Probes are chained together cryptographically. Each probe's seed is derived from the proof hash of the
previous probe in the chain. This means a miner cannot pre-compute probes or skip ahead — the seed for the
next probe is unknown until the current probe's result is produced. If the chain is broken (e.g., the probe
times out and the worker resets to null), the next seed is a fresh random value with no link to
prior work.
For CPU and memory probes, the coordinator computes an expected wall-clock time based on the worker's declared hardware spec and its own benchmark history:
expectedMs = iterations / effectiveCpuOpsPerSec × 1000
ratio = probeWallClockMs / expectedMs
The probe is flagged if the ratio is below 1/3.0 (suspiciously fast — likely outsourcing to
stronger hardware) or above 3.0 (suspiciously slow — likely throttled or different hardware
than declared). The effectiveCpuOpsPerSec uses the maximum of the declared ops/sec and
the worker's own historical mean, preventing a miner from claiming artificially low speed to hide outsourcing.
Every probe result updates the miner's trust score, which scales their contribution linearly:
trustFactor = 0.2 + (trustScore / 100) × 0.8
maxDeltaWh = (calibratedUnitPowerW × trustFactor × 0.5) / 3600
At trust score 0, the miner contributes at only 20 % of their calibrated power. At trust score 100, they contribute at 100 %. The score moves as follows:
A single malicious coordinator could issue easy probes or accept fake results. To prevent this, every miner connects to multiple coordinators simultaneously, and each independently issues probes. At settlement time, the protocol checks that at least 3 verifier attestations exist for the claimed chain index — requiring a majority of coordinators to collude before the protection is bypassed.
Connections are maintained via persistent WebSocket channels. If a coordinator goes offline, only that slot is replaced leaves the other two connections intact. This design makes the probe stream resilient — a miner receives probes from multiple coordinators at random intervals averaging one every ~10 seconds.
Even if a miner passes individual probes, an anomalously high power-to-CPU ratio compared to the rest of the network is flagged. Each miner's stats are recorded in a network-wide histogram. If a miner's ratio deviates more than 3 standard deviations from the mean of all other miners, a flag is raised at benchmark time. This catches cases where a miner declares a reasonable CPU model but inflates the TDP beyond what the benchmark-implied power would suggest.
The coordinator independently re-computes CPU and memory proofs and pre-computes GPU pixel hashes. A faked result is detected immediately.
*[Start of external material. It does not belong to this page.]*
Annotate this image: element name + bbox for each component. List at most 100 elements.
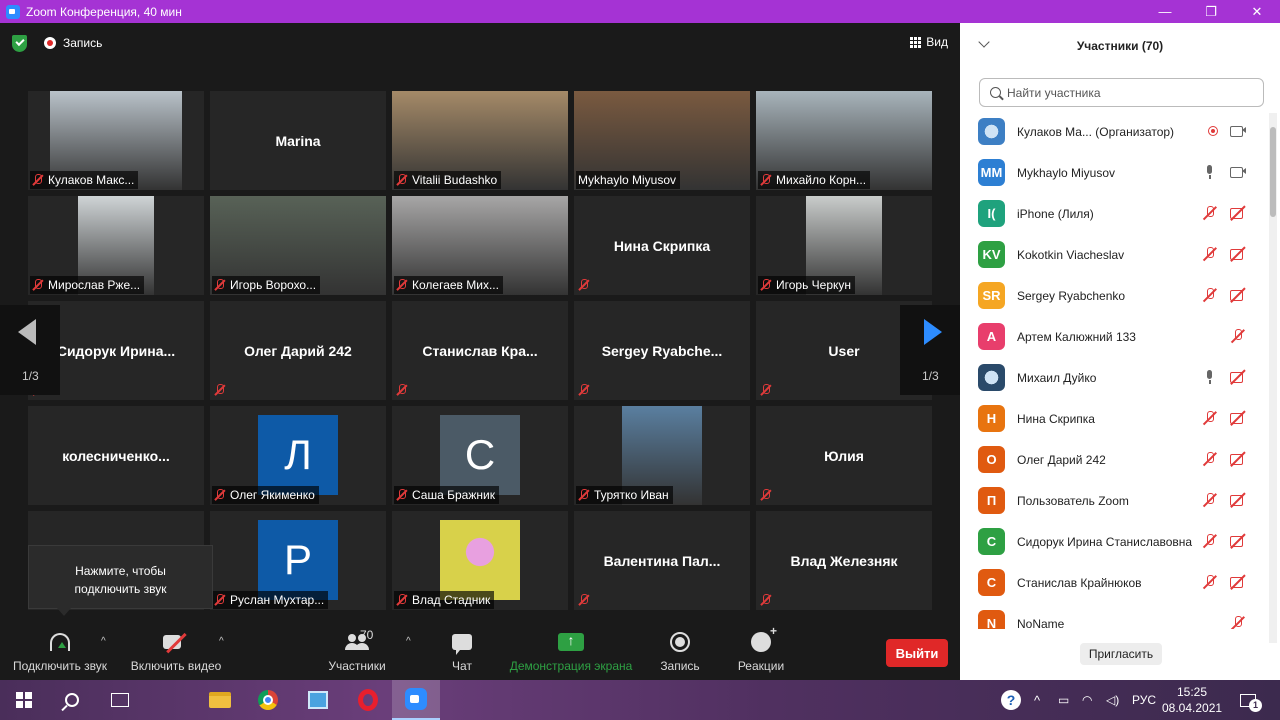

OS-level CPU model (kernel), DXGI GPU model (native binary), device type cross-check, and Brave TDP lookup together make it infeasible to claim a different chip than what is physically installed. A VM cannot mine at all.
The chained seed derivation means the next probe's challenge is not known until the current probe is solved. No probe can be computed ahead of time.
With 3 independent coordinators probing each miner and a minimum of 3 verifier attestations required at settlement, a single malicious coordinator cannot inflate a miner's attestation count.
Multiple worker identities on the same hardware do not increase total mining power — contribution is bound to the physical machine's verified TDP, not the number of identities.
The peer probe system is a multi-layered attestation framework that makes it prohibitively expensive to cheat at Proof-of-Energy mining. Computational proof verification, OS-level hardware identity checks, timing ratio analysis, multi-coordinator cross-attestation, network outlier detection, and sliding-window trust scoring each address a different attack vector. No single layer is perfect, but together they raise the cost of cheating well beyond any possible reward.